Kaffee ist das beliebteste Getränk in Deutschland. Dafür muss tonnenweise Kaffe importiert werden. Das ist nicht gut fürs Klima. Aber es gibt Alternativen, die auch schmecken.

Im Schnitt trinkt jede Deutsche und jeder Deutsche 168 Liter Kaffee pro Jahr. Dafür müssen 1,1 Millionen Tonnen Rohkaffee importiert werden. Dieser kommt aus den Anbaugebieten wie Costa Rica, Äthiopien oder Guatemala.

Beim Kaffeetransport und in der Produktion entstehen Treibhausgase. Um diese aus Klimaschutzgründen einzusparen, sollten wir auf Alternativen zu dem koffeinhaltigen Heißgetränk umsteigen. Auch kommen die Kaffeeplanzen schlecht mit dem Klimawandel zurecht. In den nächsten 30 Jahren wird die Anbaufläche schätzungsweise um die Hälfte zurückgehen.

Tatsächlich gibt es regionale Kaffee-Alternativen: Angefangen bei Eichel- und Esskastanien über Dinkel bis Rogen zu Gerste oder Mais reicht die Pallette bis hin zu Malzkaffee. Deutschlandfunk-Nova-Reporter Sebastian Sonntag hat die ein oder andere Variante getestet.

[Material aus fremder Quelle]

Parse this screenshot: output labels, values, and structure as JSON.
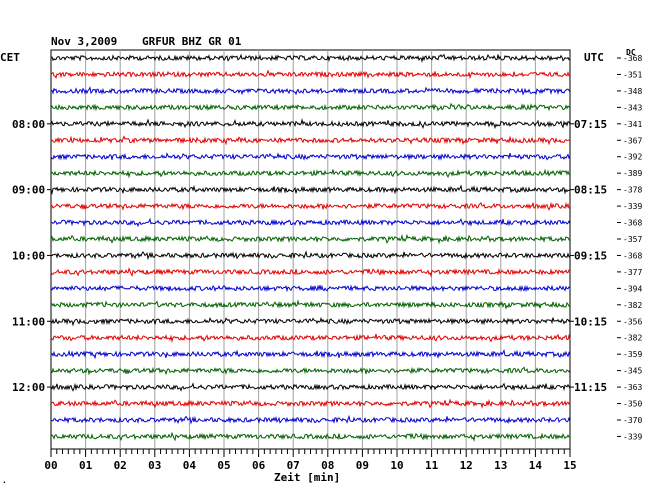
{
  "header": {
    "date": "Nov 3,2009",
    "station": "GRFUR BHZ GR 01"
  },
  "labels": {
    "left_tz": "CET",
    "right_tz": "UTC",
    "dc": "DC",
    "x_axis": "Zeit [min]",
    "corner": "."
  },
  "chart_data": {
    "type": "line",
    "title": "Nov 3,2009   GRFUR BHZ GR 01",
    "xlabel": "Zeit [min]",
    "xlim": [
      0,
      15
    ],
    "x_ticks": [
      "00",
      "01",
      "02",
      "03",
      "04",
      "05",
      "06",
      "07",
      "08",
      "09",
      "10",
      "11",
      "12",
      "13",
      "14",
      "15"
    ],
    "left_hour_labels": [
      {
        "trace": 4,
        "label": "08:00"
      },
      {
        "trace": 8,
        "label": "09:00"
      },
      {
        "trace": 12,
        "label": "10:00"
      },
      {
        "trace": 16,
        "label": "11:00"
      },
      {
        "trace": 20,
        "label": "12:00"
      }
    ],
    "right_hour_labels": [
      {
        "trace": 4,
        "label": "07:15"
      },
      {
        "trace": 8,
        "label": "08:15"
      },
      {
        "trace": 12,
        "label": "09:15"
      },
      {
        "trace": 16,
        "label": "10:15"
      },
      {
        "trace": 20,
        "label": "11:15"
      }
    ],
    "trace_colors": [
      "#000000",
      "#e00000",
      "#0000d0",
      "#006000"
    ],
    "dc_offsets": [
      "-368",
      "-351",
      "-348",
      "-343",
      "-341",
      "-367",
      "-392",
      "-389",
      "-378",
      "-339",
      "-368",
      "-357",
      "-368",
      "-377",
      "-394",
      "-382",
      "-356",
      "-382",
      "-359",
      "-345",
      "-363",
      "-350",
      "-370",
      "-339"
    ]
  }
}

"Was auch gut schmecken soll ist Lupinenkaffee oder Kaffee aus Löwenzahnwurzeln."
Sebastian Sonntag, Deutschlandfunk-Nova-Reporter

Kaffee aus dem Labor

Geschmacklich kommen die Alternativen Kaffee recht nahe, meint Sebastian. Allerdings fehlt das Koffein. Als Alternativen zum Wachwerden bleiben noch Tee oder mit Koffein versetzter Kakao. Nur haben sie einen ähnlich langen Transportweg wie Kaffee.

In den USA ist die Alternative Atomo Coffee entwickelt worden. "Das ist ein Cold Brew – also kalter Kaffee aus der Dose", sagt Sebastian. Hergestellt wird der Atomo Coffee aus recycelten pflanzlichen Abfallprodukten wie Dattelsamen gemischt mit Chicorée-Wurzeln und Traubenschalen.

93 Prozent weniger CO2

Das Gemisch durchläuft einen chemischen Prozess und wird am Ende mit Ballaststoffen, Aromen und Koffein vermischt. Das Ergebnis soll Kaffee wohl recht ähnlich schmecken. Laut den Herstellenden werden 93 Prozent weniger CO2 als bei herkömmlichem Kaffee emittiert und 94 Prozent weniger Wasser verbraucht.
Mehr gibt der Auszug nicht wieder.